Information
- School type: Private Jewish day school
- Established: 1961; 65 years ago
- Gender: Mixed
- Website: www.tarbut.edu.ar/cms/

= Colegio Tarbut =

Jewish private school in Argentina

Colegio Tarbut (בית ספר תרבות) is a Jewish mixed-sex private school founded in 1961 in the city of Olivos, Buenos Aires Province, Argentina. It offers early childhood, primary, and secondary education.

The institution comprises a school in Olivos and two kindergartens in Belgrano and Tigre. Colegio Tarbut finished building a new secondary school in the Buenos Aires neighbourhood of Núñez, which opened in 2016.

==Pedagogy==
Colegio Tarbut is named after the Tarbut movement of humanistic Jewish education and has much in common with that movement's curricular philosophy. The school offers a trilingual education in which Hebrew, English, and Spanish are taught.

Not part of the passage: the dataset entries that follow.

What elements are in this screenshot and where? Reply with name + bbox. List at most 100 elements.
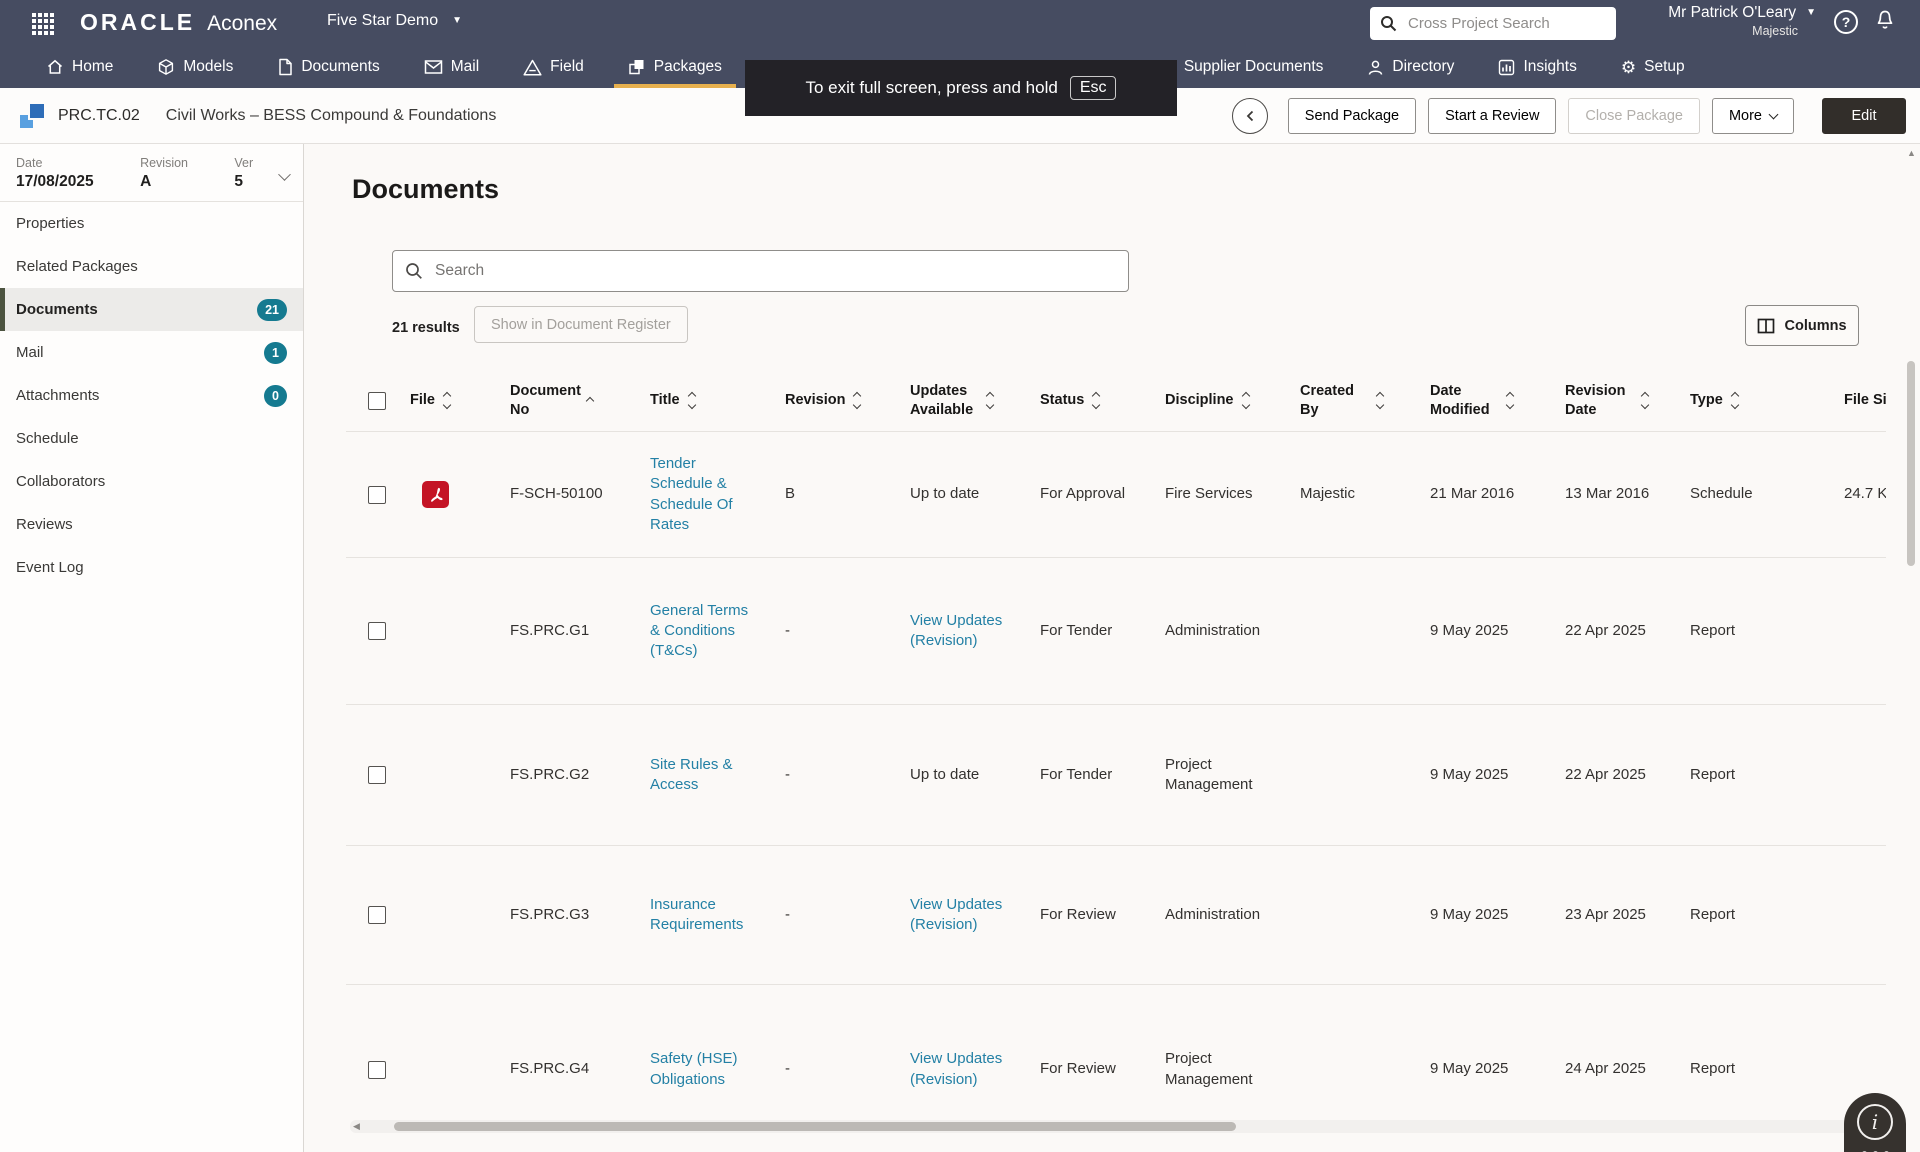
scroll-left-arrow-icon[interactable]: ◀ [353, 1121, 360, 1132]
project-selector[interactable]: Five Star Demo ▼ [327, 12, 462, 30]
send-package-button[interactable]: Send Package [1288, 98, 1416, 134]
sidebar-item-schedule[interactable]: Schedule [0, 417, 303, 460]
nav-directory[interactable]: Directory [1365, 46, 1456, 88]
column-header-created-by[interactable]: Created By [1300, 382, 1430, 418]
view-updates-link[interactable]: View Updates (Revision) [910, 1049, 1014, 1090]
cross-project-search-input[interactable] [1406, 14, 1609, 33]
select-all-checkbox[interactable] [368, 392, 386, 410]
cell-revision-date: 23 Apr 2025 [1565, 905, 1690, 925]
sidebar-item-reviews[interactable]: Reviews [0, 503, 303, 546]
tooltip-text: To exit full screen, press and hold [806, 78, 1058, 98]
nav-packages[interactable]: Packages [626, 46, 724, 88]
mail-count-badge: 1 [264, 342, 287, 364]
view-updates-link[interactable]: View Updates (Revision) [910, 611, 1014, 652]
edit-button[interactable]: Edit [1822, 98, 1906, 134]
back-button[interactable] [1232, 98, 1268, 134]
sidebar-item-collaborators[interactable]: Collaborators [0, 460, 303, 503]
info-icon[interactable]: i [1857, 1104, 1893, 1140]
row-checkbox[interactable] [368, 486, 386, 504]
document-icon [277, 58, 293, 76]
cell-revision-date: 22 Apr 2025 [1565, 765, 1690, 785]
column-header-title[interactable]: Title [650, 391, 785, 409]
row-checkbox[interactable] [368, 622, 386, 640]
column-header-revision[interactable]: Revision [785, 391, 910, 409]
column-header-status[interactable]: Status [1040, 391, 1165, 409]
search-icon [405, 262, 423, 280]
date-value: 17/08/2025 [16, 173, 140, 191]
column-header-discipline[interactable]: Discipline [1165, 391, 1300, 409]
row-checkbox[interactable] [368, 766, 386, 784]
cell-date-modified: 9 May 2025 [1430, 765, 1565, 785]
nav-supplier-documents[interactable]: Supplier Documents [1156, 46, 1326, 88]
sidebar-item-properties[interactable]: Properties [0, 202, 303, 245]
cell-date-modified: 9 May 2025 [1430, 1059, 1565, 1079]
column-header-type[interactable]: Type [1690, 391, 1820, 409]
document-title-link[interactable]: General Terms & Conditions (T&Cs) [650, 601, 750, 662]
sidebar-item-event-log[interactable]: Event Log [0, 546, 303, 589]
table-row: FS.PRC.G1 General Terms & Conditions (T&… [346, 558, 1886, 705]
more-button[interactable]: More [1712, 98, 1794, 134]
nav-documents[interactable]: Documents [275, 46, 381, 88]
document-title-link[interactable]: Insurance Requirements [650, 895, 750, 936]
help-widget[interactable]: i [1844, 1093, 1906, 1152]
nav-mail[interactable]: Mail [422, 46, 481, 88]
notifications-bell-icon[interactable] [1874, 9, 1896, 33]
horizontal-scroll-thumb[interactable] [394, 1122, 1236, 1131]
column-header-updates-available[interactable]: Updates Available [910, 382, 1040, 418]
cell-file-size: 24.7 KB [1820, 484, 1886, 504]
ver-label: Ver [234, 156, 274, 170]
cell-revision: - [785, 1059, 910, 1079]
sidebar-item-mail[interactable]: Mail 1 [0, 331, 303, 374]
user-menu[interactable]: Mr Patrick O'Leary ▼ Majestic [1636, 4, 1816, 38]
help-icon[interactable]: ? [1834, 10, 1858, 34]
cell-updates: Up to date [910, 484, 1040, 504]
sort-icon [444, 393, 450, 408]
nav-insights[interactable]: Insights [1496, 46, 1578, 88]
revision-label: Revision [140, 156, 234, 170]
project-name: Five Star Demo [327, 12, 438, 30]
column-header-file[interactable]: File [410, 391, 510, 409]
cell-revision-date: 24 Apr 2025 [1565, 1059, 1690, 1079]
horizontal-scrollbar[interactable]: ◀ [350, 1120, 1880, 1133]
cross-project-search[interactable] [1370, 7, 1616, 40]
cell-revision-date: 22 Apr 2025 [1565, 621, 1690, 641]
document-title-link[interactable]: Safety (HSE) Obligations [650, 1049, 750, 1090]
documents-search-input[interactable] [433, 261, 1116, 281]
nav-home[interactable]: Home [44, 46, 115, 88]
cell-type: Schedule [1690, 484, 1820, 504]
columns-button[interactable]: Columns [1745, 305, 1859, 346]
sort-icon [1507, 393, 1513, 408]
document-title-link[interactable]: Tender Schedule & Schedule Of Rates [650, 454, 750, 535]
cell-discipline: Fire Services [1165, 484, 1253, 504]
cell-revision: - [785, 905, 910, 925]
vertical-scroll-thumb[interactable] [1907, 361, 1915, 566]
row-checkbox[interactable] [368, 906, 386, 924]
column-header-document-no[interactable]: Document No [510, 382, 650, 418]
nav-field[interactable]: Field [521, 46, 586, 88]
vertical-scrollbar[interactable]: ▲ [1905, 146, 1918, 1152]
start-review-button[interactable]: Start a Review [1428, 98, 1556, 134]
column-header-file-size[interactable]: File Size [1820, 391, 1886, 409]
cell-updates: Up to date [910, 765, 1040, 785]
oracle-aconex-logo: ORACLE Aconex [80, 9, 277, 36]
nav-setup[interactable]: ⚙ Setup [1619, 46, 1687, 88]
scroll-up-arrow-icon[interactable]: ▲ [1905, 148, 1918, 158]
cell-type: Report [1690, 621, 1820, 641]
expand-meta-chevron-icon[interactable] [278, 168, 291, 181]
view-updates-link[interactable]: View Updates (Revision) [910, 895, 1014, 936]
column-header-revision-date[interactable]: Revision Date [1565, 382, 1690, 418]
document-title-link[interactable]: Site Rules & Access [650, 755, 750, 796]
sort-icon [1732, 393, 1738, 408]
sidebar-item-attachments[interactable]: Attachments 0 [0, 374, 303, 417]
row-checkbox[interactable] [368, 1061, 386, 1079]
pdf-file-icon[interactable] [422, 481, 449, 508]
cell-date-modified: 9 May 2025 [1430, 905, 1565, 925]
column-header-date-modified[interactable]: Date Modified [1430, 382, 1565, 418]
documents-search[interactable] [392, 250, 1129, 292]
field-a-triangle-icon [523, 59, 542, 76]
sidebar-item-related-packages[interactable]: Related Packages [0, 245, 303, 288]
sidebar-item-documents[interactable]: Documents 21 [0, 288, 303, 331]
app-grid-icon[interactable] [32, 13, 54, 35]
gear-icon: ⚙ [1621, 59, 1636, 76]
nav-models[interactable]: Models [155, 46, 235, 88]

The focus on academics has ensured that the majority of the graduated students pursue university studies. The school offers their pupils the opportunity to obtain the IB Diploma Programme (IBDP) of the International Baccalaureate foundation, the PET (Preliminary English Test) examination and the IGCSE examination, both from Cambridge University.

In tenth grade, in secondary school, you can choose an orientation in order to give an IGCSE examination on that subject. The orientations include Visual Arts, Business Studies, Social Studies and since 2015, Science.

==Traditions==
===Yom Sport===
During the last months of the school year, usually October or November, an annual Yom Sport (Hebrew for "Sports Day") is held in which students compete in individual (sprinting, shot put, and long and high jump) and group sports (association football and handball). Students are divided into four teams, namely red, green, yellow and blue, and stay in the same team every year. Competitions in the group disciplines are done according to the teams. Athletics records are kept between years.

Some weeks after the Yom Sport another event is held in which winners in the individual events are announced and team rankings are published. Team rankings are computed according to the performance of the team members in the individual and group disciplines.

===Religious services===
During the Jewish High Holy Days the school holds religious services usually attended by current students, their families, and former alumni.